El storytelling que nadie está usando
Ahora vamos con María, de la plaza de Florencia. María me dijo: «Yo tengo Instagram, pero no sé qué poner». Le pregunté: «¿Qué te distingue?». Y ella, sin dudarlo, me respondió: «Mis recetas familiares». Ahí estaba la clave. María no solo vendía productos, vendía historias. Le propuse que publicara fotos de sus productos, pero acompañadas de las historias detrás de ellos.

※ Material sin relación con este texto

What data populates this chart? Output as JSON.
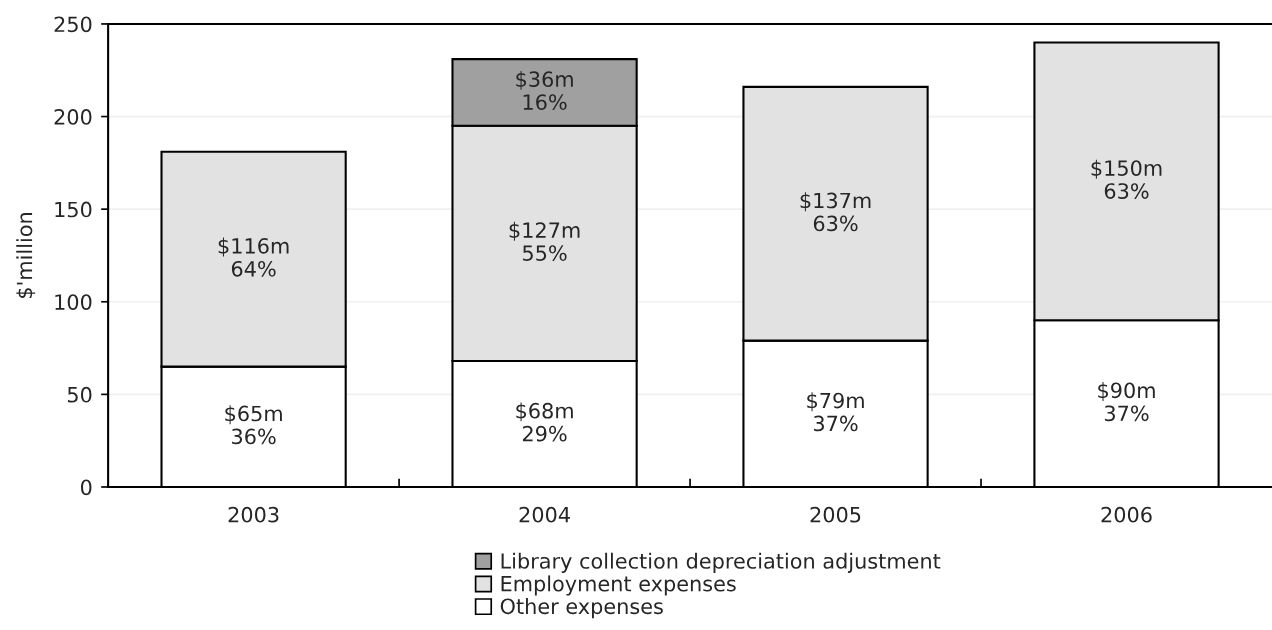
{
  "chart_data": {
    "type": "bar",
    "stacked": true,
    "ylabel": "$'million",
    "categories": [
      "2003",
      "2004",
      "2005",
      "2006"
    ],
    "series": [
      {
        "name": "Other expenses",
        "color": "#ffffff",
        "values": [
          65,
          68,
          79,
          90
        ],
        "value_labels": [
          "$65m",
          "$68m",
          "$79m",
          "$90m"
        ]
      },
      {
        "name": "Employment expenses",
        "color": "#e2e2e2",
        "values": [
          116,
          127,
          137,
          150
        ],
        "value_labels": [
          "$116m",
          "$127m",
          "$137m",
          "$150m"
        ]
      },
      {
        "name": "Library collection depreciation adjustment",
        "color": "#a0a0a0",
        "values": [
          null,
          36,
          null,
          null
        ],
        "value_labels": [
          null,
          "$36m",
          null,
          null
        ]
      }
    ],
    "annotations": [
      "36%",
      "29%",
      "37%",
      "37%",
      "64%",
      "55%",
      "63%",
      "63%",
      "16%"
    ],
    "ylim": [
      0,
      250
    ],
    "yticks": [
      0,
      50,
      100,
      150,
      200,
      250
    ],
    "grid": "y",
    "legend": "bottom"
  }
}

Por ejemplo: «Este aguacate llegó de la finca de mi tío, cultivado con amor y paciencia». ¿Resultado? Sus seguidores aumentaron un 300% en dos meses.
El storytelling es el arma secreta que muchos no están usando. La gente no compra productos, compra experiencias, emociones, historias. Y si no lo crees, pregúntale a cualquier marca exitosa. Ninguna vende solo un producto, vende un estilo de vida.
Errores comunes que te están haciendo perder dinero
Aquí viene la parte en la que me enojo. Porque ver tanto potencial desperdiciado me saca de quicio. Primero, lo del «no necesito redes sociales». ¿En serio? ¿Sabes cuántas personas buscan productos de plaza de mercado en Instagram todos los días? Miles. Y tú ahí, con tu puesto cerrado, perdiendo clientes porque te da pereza publicar una foto.
Segundo, lo del «marketing es para empresas grandes». Falso. El marketing digital es para quien quiera vender. Y si tienes un puesto en una plaza de mercado, quieres vender. Así de simple.
Tercero, lo del «ya tengo un perfil, eso es suficiente». No, no lo es. Si tu perfil tiene una foto borrosa y sin descripción, estás peor que si no tuvieras nada. Es como poner un letrero en tu puesto que diga: «No entré, no hay nada interesante».
El caso de Pepito: cómo pasó de vender poco a ser el rey de la plaza
Termino con el caso de Pepito, el dueño de un puesto de pescados en la plaza de Manrique. Pepito me dijo: «Aquí no entran ni las moscas». Le propuse hacer algo simple: un vídeo corto mostrando cómo limpiar y cortar un pescado. El vídeo lo subimos a TikTok y Facebook. En una semana, su puesto estaba lleno. ¿Por qué? Porque la gente vio el proceso, la frescura, la calidad. Y, sobre todo, porque Pepito no vendía solo pescado, vendía confianza.
Así que, si tienes un puesto en una plaza de mercado en Medellín, no estás condenado a vender poco. Todo lo contrario. Tienes en tus manos una oportunidad única de usar el marketing digital para atraer más clientes, vender más y, sobre todo, contar tu historia. Pero cuidado, no cometas los errores que han frenado a tantos. Usa las redes sociales, cuida tu web, cuenta historias y, sobre todo, no subestimes el poder de una buena foto. Ahora, si me disculpas, voy a comer una manga de Don Pedro. Él ya entendió el mensaje.